Moving Towards a New Ethical Governance Framework for Research-Clinical Hybrid Genomic Medicine

Authors: Gabrielle Samuel, Sandi Dheensa, Anneke Lucassen, Bobbie Farsides
Paper: Towards a national genomics medicine service: the challenges facing clinical-research hybrid practices and the case of the 100 000 genomes project [OPEN ACCESS]

The Chief Medical Officers’ 2017 report Generation Genome calls for a move towards integrated research and clinical practice in genomic medicine (i.e., research-clinical ‘hybrid’ medicine), spring-boarded by the 100,000 genomes project (100kGP). Our research, which has explored aspects of 100kGP, suggests that more integration of clinical and research practice is an exciting vision with the potential to bring a range of patient benefits both now and in the future. It also suggests that issues associated with moving towards hybrid medicine makes it timely to consider a suitable ethical framework and oversight mechanism for governing this practice.

To summarise 100kGP, this venture is recruiting National Health Service (NHS) patients with a rare disease or cancer to (a) analyse their genomes for possible confirmation of a clinical diagnosis, and (b) to concomitantly store their genome sequences and health data in a biorepository for future research. In this way, the project is laying the foundation for a national genomic medicine service in which genome sequencing will become both routine NHS diagnostic practice and feed into longer-term research studies.

When we spoke to people working at, or associated with Genomics England – the company delivering the genomes project, they were enthusiastic about 100kGP’s research-clinical hybridity. In fact, they viewed it as the venture’s ultimate ‘legacy’, and perceived this would be the lasting effect of the project after its implementation into NHS genomic medicine. Having said this, the people we spoke to also talked about how they’ve needed to contemplate the various complexities associated with delivering the hybrid project—in particular, they highlighted a range of ethical challenges.

Many of these ethical challenges echoed those previously discussed in the literature, and included how clinicians can manage both their clinical and researcher professional obligations when explaining the project to patients during the consent process; how to best ensure that the project’s hybrid nature wouldn’t affect how patients understand 100kGP’s purpose and rationale; and how to ensure this doesn’t lead to patients having false expectations about the possibility of receiving a clinical benefit. In terms of the latter, for example, they worried about how to ensure that participating families would understand that they personally may not benefit because in instances where there has been no clinical diagnosis, any future research – which is still unknown with regards to what path it may take – may end up being unrelated to their present condition.

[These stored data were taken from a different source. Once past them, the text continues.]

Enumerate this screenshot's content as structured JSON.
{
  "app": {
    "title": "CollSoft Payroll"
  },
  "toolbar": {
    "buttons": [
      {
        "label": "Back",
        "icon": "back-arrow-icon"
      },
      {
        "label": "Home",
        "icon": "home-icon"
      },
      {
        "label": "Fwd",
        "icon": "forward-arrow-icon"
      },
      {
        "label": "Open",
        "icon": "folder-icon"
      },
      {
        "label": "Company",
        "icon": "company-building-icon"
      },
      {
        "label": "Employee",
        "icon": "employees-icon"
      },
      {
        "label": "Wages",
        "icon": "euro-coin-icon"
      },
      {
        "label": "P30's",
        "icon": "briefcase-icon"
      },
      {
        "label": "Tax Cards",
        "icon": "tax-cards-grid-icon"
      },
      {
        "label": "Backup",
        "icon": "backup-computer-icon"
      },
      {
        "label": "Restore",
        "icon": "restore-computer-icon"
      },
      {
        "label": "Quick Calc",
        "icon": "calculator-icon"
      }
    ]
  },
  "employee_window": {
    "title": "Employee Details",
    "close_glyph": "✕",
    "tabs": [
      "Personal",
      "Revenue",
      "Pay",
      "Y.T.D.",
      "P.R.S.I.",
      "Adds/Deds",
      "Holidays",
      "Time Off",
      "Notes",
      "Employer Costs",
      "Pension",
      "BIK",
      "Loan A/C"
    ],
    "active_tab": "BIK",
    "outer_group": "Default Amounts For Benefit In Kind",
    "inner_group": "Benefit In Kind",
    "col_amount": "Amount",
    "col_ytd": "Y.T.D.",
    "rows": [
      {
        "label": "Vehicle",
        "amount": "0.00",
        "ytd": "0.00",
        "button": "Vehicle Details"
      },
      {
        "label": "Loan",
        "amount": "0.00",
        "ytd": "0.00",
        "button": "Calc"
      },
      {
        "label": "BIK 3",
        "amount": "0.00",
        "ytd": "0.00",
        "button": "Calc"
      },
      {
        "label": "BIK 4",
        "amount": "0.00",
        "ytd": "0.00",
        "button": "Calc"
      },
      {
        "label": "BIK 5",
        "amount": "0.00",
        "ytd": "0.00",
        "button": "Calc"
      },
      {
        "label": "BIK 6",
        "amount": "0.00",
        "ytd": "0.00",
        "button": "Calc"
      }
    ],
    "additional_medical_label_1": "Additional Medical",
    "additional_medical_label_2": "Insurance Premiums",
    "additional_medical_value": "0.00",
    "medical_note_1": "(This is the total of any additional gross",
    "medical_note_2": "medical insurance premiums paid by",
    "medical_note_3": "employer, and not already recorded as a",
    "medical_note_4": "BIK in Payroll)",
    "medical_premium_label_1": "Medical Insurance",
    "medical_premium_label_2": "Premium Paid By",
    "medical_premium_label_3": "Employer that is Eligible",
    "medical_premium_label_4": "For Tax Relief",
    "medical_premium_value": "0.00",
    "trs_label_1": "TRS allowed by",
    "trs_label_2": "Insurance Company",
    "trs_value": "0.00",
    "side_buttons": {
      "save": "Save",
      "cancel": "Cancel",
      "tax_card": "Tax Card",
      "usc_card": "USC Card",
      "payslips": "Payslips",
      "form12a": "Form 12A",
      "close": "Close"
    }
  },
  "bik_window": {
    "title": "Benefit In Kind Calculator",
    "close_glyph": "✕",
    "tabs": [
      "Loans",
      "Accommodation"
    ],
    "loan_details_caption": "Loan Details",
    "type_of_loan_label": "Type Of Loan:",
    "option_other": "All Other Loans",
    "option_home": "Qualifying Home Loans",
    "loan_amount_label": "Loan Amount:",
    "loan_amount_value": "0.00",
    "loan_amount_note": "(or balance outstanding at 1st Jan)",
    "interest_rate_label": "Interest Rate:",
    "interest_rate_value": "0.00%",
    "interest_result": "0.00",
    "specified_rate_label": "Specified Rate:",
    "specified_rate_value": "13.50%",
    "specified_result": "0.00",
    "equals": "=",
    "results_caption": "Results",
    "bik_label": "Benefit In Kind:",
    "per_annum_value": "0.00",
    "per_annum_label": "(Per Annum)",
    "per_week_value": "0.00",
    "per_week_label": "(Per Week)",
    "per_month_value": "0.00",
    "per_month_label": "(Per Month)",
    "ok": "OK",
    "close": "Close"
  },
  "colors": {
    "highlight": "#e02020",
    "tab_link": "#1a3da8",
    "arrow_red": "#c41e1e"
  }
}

Our interviewees’ concerns highlight their difficulties with trying to resolve specific issues related to hybrid practice in a culture where the ethical obligations around, and expectations of, research versus clinical practice, as well as the governance mechanisms over the two, are viewed as distinct and separate.

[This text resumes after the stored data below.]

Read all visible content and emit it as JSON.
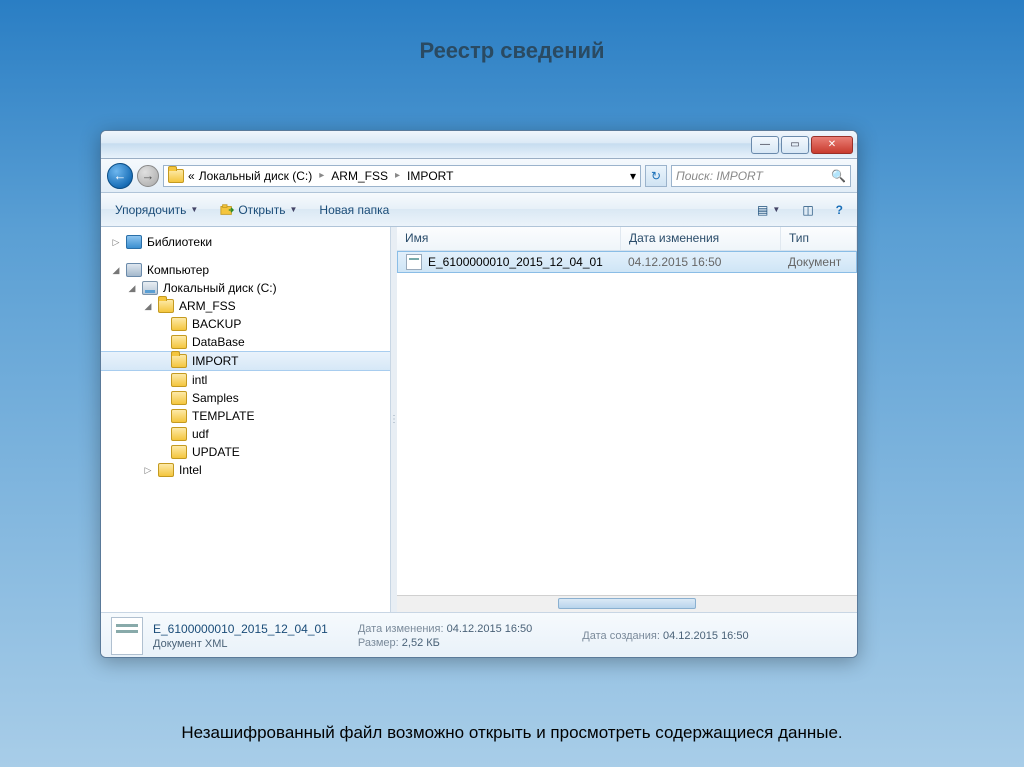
{
  "slide": {
    "title": "Реестр сведений",
    "caption": "Незашифрованный файл возможно открыть и просмотреть содержащиеся данные."
  },
  "titlebar": {
    "minimize": "—",
    "maximize": "▭",
    "close": "✕"
  },
  "address": {
    "back": "←",
    "forward": "→",
    "chevrons": "«",
    "crumb1": "Локальный диск (C:)",
    "crumb2": "ARM_FSS",
    "crumb3": "IMPORT",
    "sep": "▸",
    "dropdown": "▾",
    "refresh": "↻",
    "search_placeholder": "Поиск: IMPORT",
    "search_icon": "🔍"
  },
  "toolbar": {
    "organize": "Упорядочить",
    "open": "Открыть",
    "newfolder": "Новая папка",
    "caret": "▼",
    "help": "?"
  },
  "tree": {
    "libraries": "Библиотеки",
    "computer": "Компьютер",
    "disk": "Локальный диск (C:)",
    "arm": "ARM_FSS",
    "items": [
      "BACKUP",
      "DataBase",
      "IMPORT",
      "intl",
      "Samples",
      "TEMPLATE",
      "udf",
      "UPDATE"
    ],
    "intel": "Intel"
  },
  "columns": {
    "name": "Имя",
    "date": "Дата изменения",
    "type": "Тип"
  },
  "files": {
    "row0": {
      "name": "E_6100000010_2015_12_04_01",
      "date": "04.12.2015 16:50",
      "type": "Документ"
    }
  },
  "details": {
    "filename": "E_6100000010_2015_12_04_01",
    "filetype": "Документ XML",
    "modified_label": "Дата изменения:",
    "modified": "04.12.2015 16:50",
    "size_label": "Размер:",
    "size": "2,52 КБ",
    "created_label": "Дата создания:",
    "created": "04.12.2015 16:50"
  }
}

Here we refer to the ‘learning healthcare system’ —a system in which research and clinical practice are completely integrated by “building knowledge development and application into each stage of the healthcare delivery process”. Professors Ruth Faden and Nancy Kass have identified seven ethical obligations within this system that make the distinction between research and clinical practice irrelevant, and they call for these obligations to be placed not just on clinicians, but also on researchers, patients, commissioners, among others. Over the past decade, there have been discussions about what such a system would look like in the USA, and more recently, such discussions have taken off in the UK and elsewhere. We believe that parallels exist between the explicitly hybrid 100kGP/genomic medicine service and this system. In our paper, we explore whether and how these obligations could offer a normative guide for solving some of the ethical tensions that 100kGP and the genomic medicine service raise, and that were spoken about by our interviewees.

As planned, 100kGP will end this year, with its hybrid legacy being continued by NHS England. Here it is essential that we don’t lose sight of the ethical issues hybrid activity poses, but rather we ensure that they continue to be discussed and eventually developed into ethical policy. Overall, we suggest the best way forward for NHS England is to embrace the messiness and blurred boundaries between research and clinical practice, to move away from them having separate obligations, and a move towards a new framework of ethical obligations that is common to both, such as that proposed by Faden and colleagues, or something similar.

A crucial question we did not tackle in our paper is how any hybrid activity should be overseen—e.g., by a body like a Research Ethics Committees, the General Medical Council, or something similar. Faden et al point out that “different operational criteria for determining which activities should be subject to oversight policies… will need watchful development.” We agree that further thinking is required about this in the genomic setting and we hope to raise debate about this issue, and others, with our work.

  • Competing financial interests None declared.

  • Anneke Lucassen and Bobbie Farsides are members of the Ethics Advisory Board of the 100, 000 Genomes Project
  • Ethics approval Ethics approval was received from Brighton and Sussex Medical School Research Governance and Ethics Committee: 16/014/FAR.